Jean Nageot est voyageur de commerce (mais il se déclare jardinier au moment de son interrogatoire à Auschwitz, sans doute sur les conseils de déportés).
Il se marie le 24 juin 1922 à Bazancourt (Marne), avec Lucienne Renée Cousin. Elle est née en 1902 à Verzenay (Meuse).
En juin 1925, ils habitent à Verdun au 25, rue de Rû. Le couple a un garçon, Jean-Gilbert, qui naît en 1929 à Verdun (il est décédé en 1989).
En 1931, la famille habite au 21, avenue de la 42e Division à Verdun. Il travaille à cette date comme voyageur de commerce pour le compte de la société « Mondial Nouveautés ». puis employé commercial pour Le Bon Génie – Paris.
En 1936, il est employé commercial pour les « Classes Laborieuses ».
En 1938, Jean Nageot est un de
s lauréats d’un concours organisé par le « Bulletin meusien », organe du Groupement fraternel des réfugiés et évacués meusiens.
La famille habite alors au n° 31, de l’avenue de la 42e Division à Verdun.

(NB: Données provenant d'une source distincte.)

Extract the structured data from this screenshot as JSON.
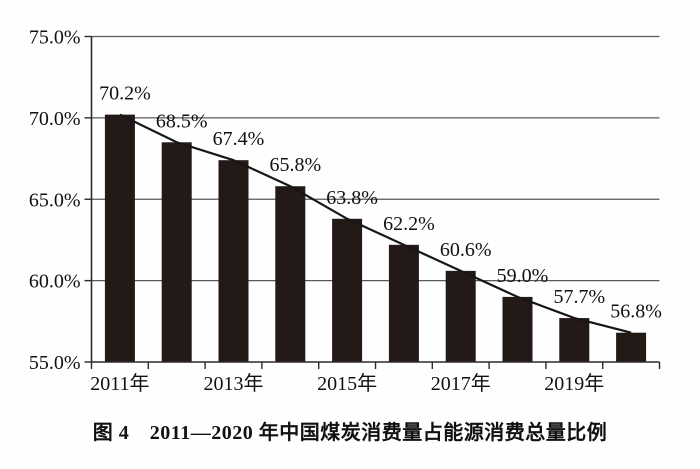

En 1938, lors de la crise des Sudètes, achevée par les accords de Munich (30 septembre) où les alliés – abandonnant les accords avec la Tchécoslovaquie – laissent Hitler s’emparer des Sudettes (3), il est « rappelé à l’activité militaire » au sein du 46ème Régiment d’infanterie de forteresse (arrivé au corps le 25 septembre 1938 et démobilisé le 2 octobre 1938).
En 1939, il semble avoir travaillé chez Renault à Billancourt. En effet, Jean Nageot est « rappelé à l’activité militaire » et mobilisé le 24 août 1939 à la veille de la mobilisation générale et rattaché au 21ème BJ. Mais il est mobilisé sur son poste de travail car classé « affecté spécial » pour la réserve de l’armée. En effet les usines Renault Billancourt où il travaille sont considérées par l’Armée comme relevant de la Défense nationale (tableau III). Il est radié 1er décembre 1939 de cette affectation spéciale, comme quasiment tous les syndicalistes et/ou communistes connus, et renvoyé à son dépôt de rattachement (dépôt d’infanterie 76).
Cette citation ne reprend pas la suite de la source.